Sim (efectivamente), elas são a expressão, a parada insignificante de uma vitória das forças divinas do Bem contra as do Mal (conflito sagrado, leia-se, outrossim) do qual todo o Cosmo constitui o Teatro e o Corpo Humano, representando o microcosmo. E, comungando (crítica e pedagogicamente) com o médico/escritor francês, Marcel SENDRAIL (1900-1976), na verdade: “la maladie ne prend pas sa source dans la vie intérieur du patient. Elle s’impose à lui du dehors. La mort n’éclôt pas spontanément dans des entrailles coupables. Elle équivaut à un meurtre ». E, para uma melhor elucidação desta temática, consultar a obra do autor citado: Histoire culturelle de la maladie (1980).
(D)
Já na Cultura Helénica, a Noção de Saúde se encontra (completamente), colocada, numa dependência ética (leia-se inserta no Belo). E, no atinente à harmonia apolínea, Platão no Banquete (pela boca de ERYXIMEQUE), define a Medicina como a “Ciência dos eróticos do corpo”. De anotar, que segundo o psiquiatra, Jacques LACAN (1901-1981), esta definição platónica da Medicina convém (perfeitamente) à Psicanálise (com a condição de) inclinar o sentido do termo “erótico” para o campo das pulsões sexuais.
(E)
Por seu turno, na Medicina Greco-romana, a enfermidade/doença provém de um desequilíbrio da harmonia ética e estética das combinações formais da Natureza, visto que o equilíbrio constitui o próprio símbolo da Felicidade, a qual não se diferencia da Saúde. As Escolas médicas gregas e romanas são múltiplas, porém (elas), se revelam todas solidárias de uma Filosofia da Saúde ou da cura, que participa de uma Ética e de uma Estética da “prática de si”, do “cuidado de si”.
(F)
Prosseguindo, o nosso Estudo, temos a referir, que, no âmbito dos Pensamentos (semita, babilónico e cristão), a enfermidade se confunde com o Mal. Assume um valor de Verdade divina e de eleição da condição humana. Bem entendido, de modo (assaz dissemelhante), para cada uma destas culturas, a Saúde se encontra em todos os casos colocada sob um determinismo sagrado, cujo sofrimento só constitui a revelação individual e/ou colectiva. Nesta perspectiva, o sofrimento é (fundamentalmente), paixão e (nesta qualidade), todo o sofrimento estabelece com a paixão cristã uma filiação mítica, imaginária e simbólica. Ela revela e consagra a existência e a expiação de uma falta originária, de uma decadência narcísica da espécie.
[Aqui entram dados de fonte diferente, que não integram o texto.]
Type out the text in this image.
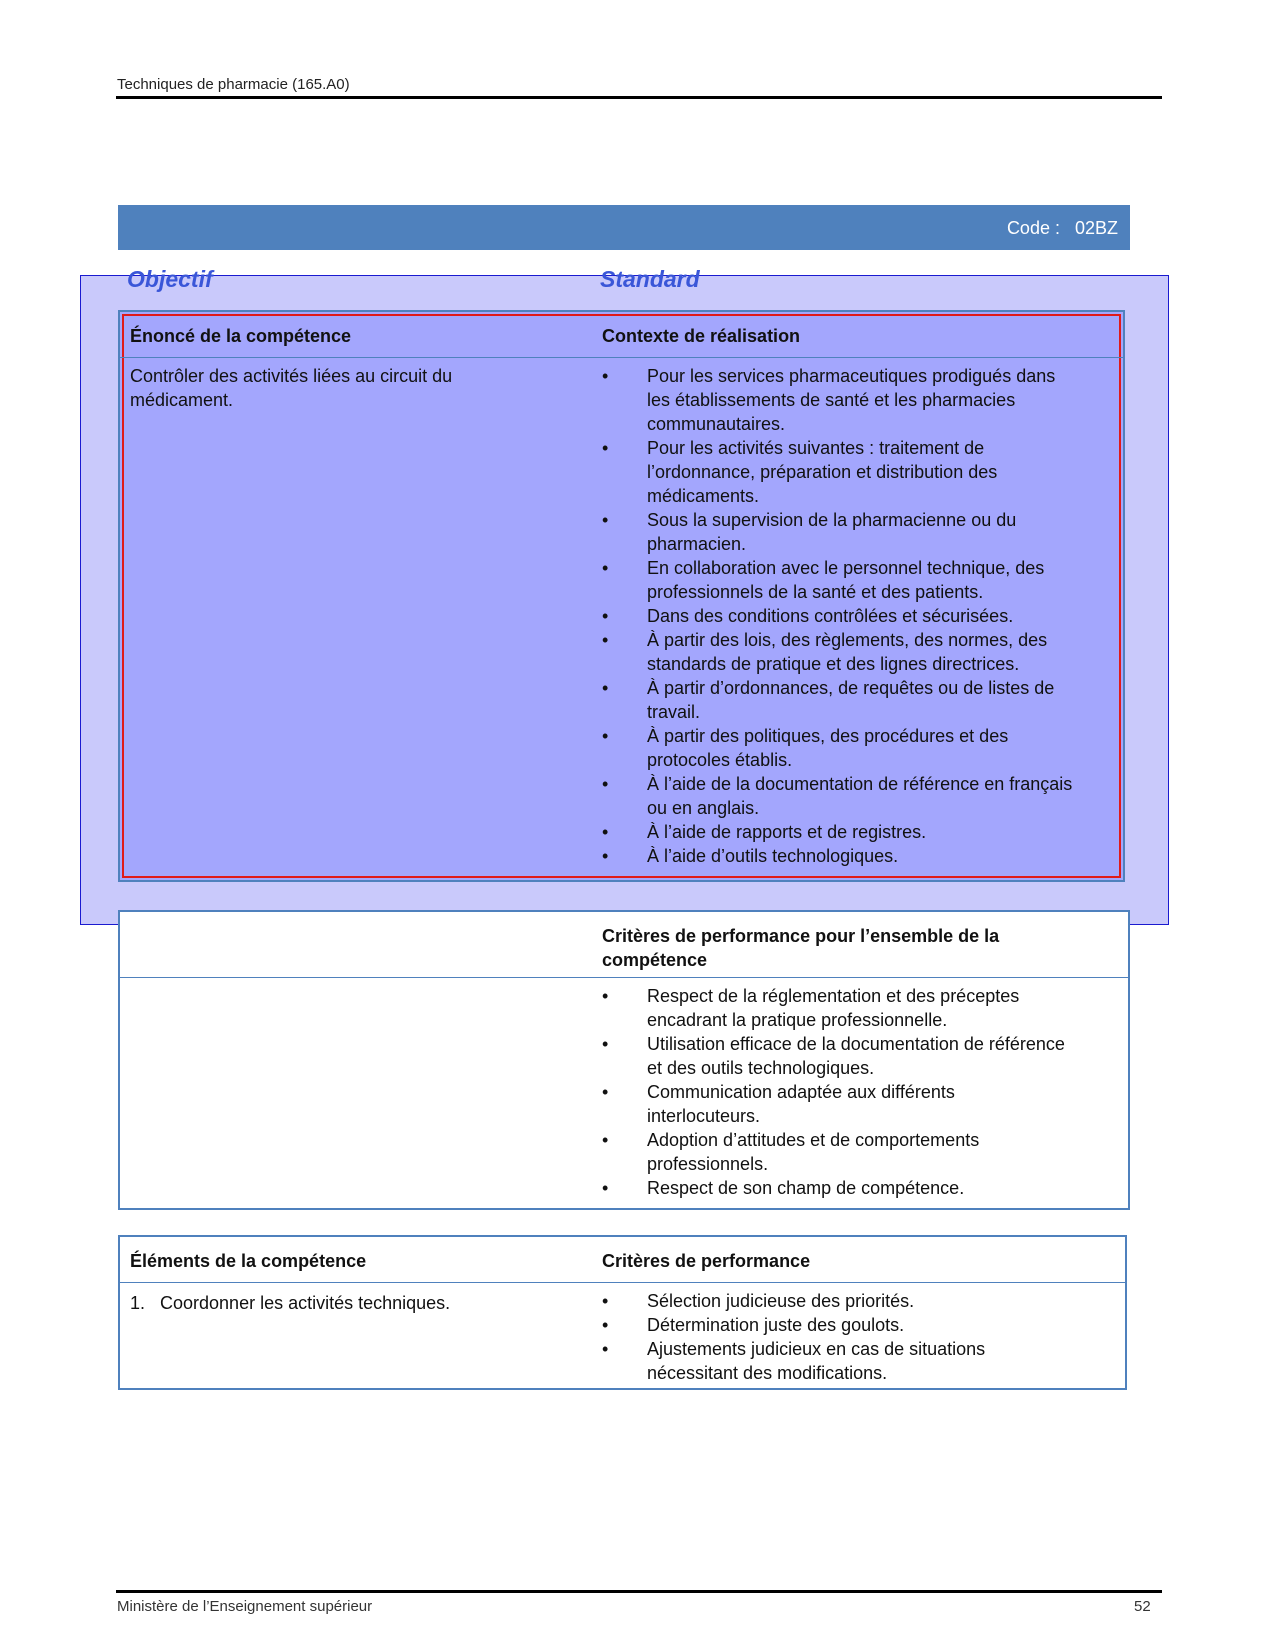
Techniques de pharmacie (165.A0)
Code :   02BZ
Objectif	Standard
Énoncé de la compétence	Contexte de réalisation
Contrôler des activités liées au circuit du médicament.
• Pour les services pharmaceutiques prodigués dans les établissements de santé et les pharmacies communautaires.
• Pour les activités suivantes : traitement de l’ordonnance, préparation et distribution des médicaments.
• Sous la supervision de la pharmacienne ou du pharmacien.
• En collaboration avec le personnel technique, des professionnels de la santé et des patients.
• Dans des conditions contrôlées et sécurisées.
• À partir des lois, des règlements, des normes, des standards de pratique et des lignes directrices.
• À partir d’ordonnances, de requêtes ou de listes de travail.
• À partir des politiques, des procédures et des protocoles établis.
• À l’aide de la documentation de référence en français ou en anglais.
• À l’aide de rapports et de registres.
• À l’aide d’outils technologiques.
Critères de performance pour l’ensemble de la compétence
• Respect de la réglementation et des préceptes encadrant la pratique professionnelle.
• Utilisation efficace de la documentation de référence et des outils technologiques.
• Communication adaptée aux différents interlocuteurs.
• Adoption d’attitudes et de comportements professionnels.
• Respect de son champ de compétence.
Éléments de la compétence	Critères de performance
1.   Coordonner les activités techniques.
•	Sélection judicieuse des priorités.
• Détermination juste des goulots.
• Ajustements judicieux en cas de situations nécessitant des modifications.
Ministère de l’Enseignement supérieur	52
O que significa (em harmonia), que (ela) fabrica a ilusão e a nostalgia de um Paraíso perdido (isento de sexo, de morte e de trabalho). O sofrimento, uma vez instalado (no cerne da condição humana), o discurso cristão lhe confere um valor divino, ético e sagrado. Na mística, o sofrimento é fruição para o Outro, Ele se revela no seu valor significativo, electivo, sacrificial. Este discurso da Paixão constitui a arqueologia de saber sobre o desejo e o inconsciente no íntimo do enfermo. Enfim (na verdade), a experiência mística inscreve a participação da instância moral (particularmente), do sentimento inconsciente de culpabilidade, na economia subjectiva e inter-subjectiva. É, neste sentido (aliás), que falaremos de Ética.
Lisboa, 14 Agosto 2011
KWAME KONDÉ
(Intelectual/Internacionalista --- Cidadão do Mundo).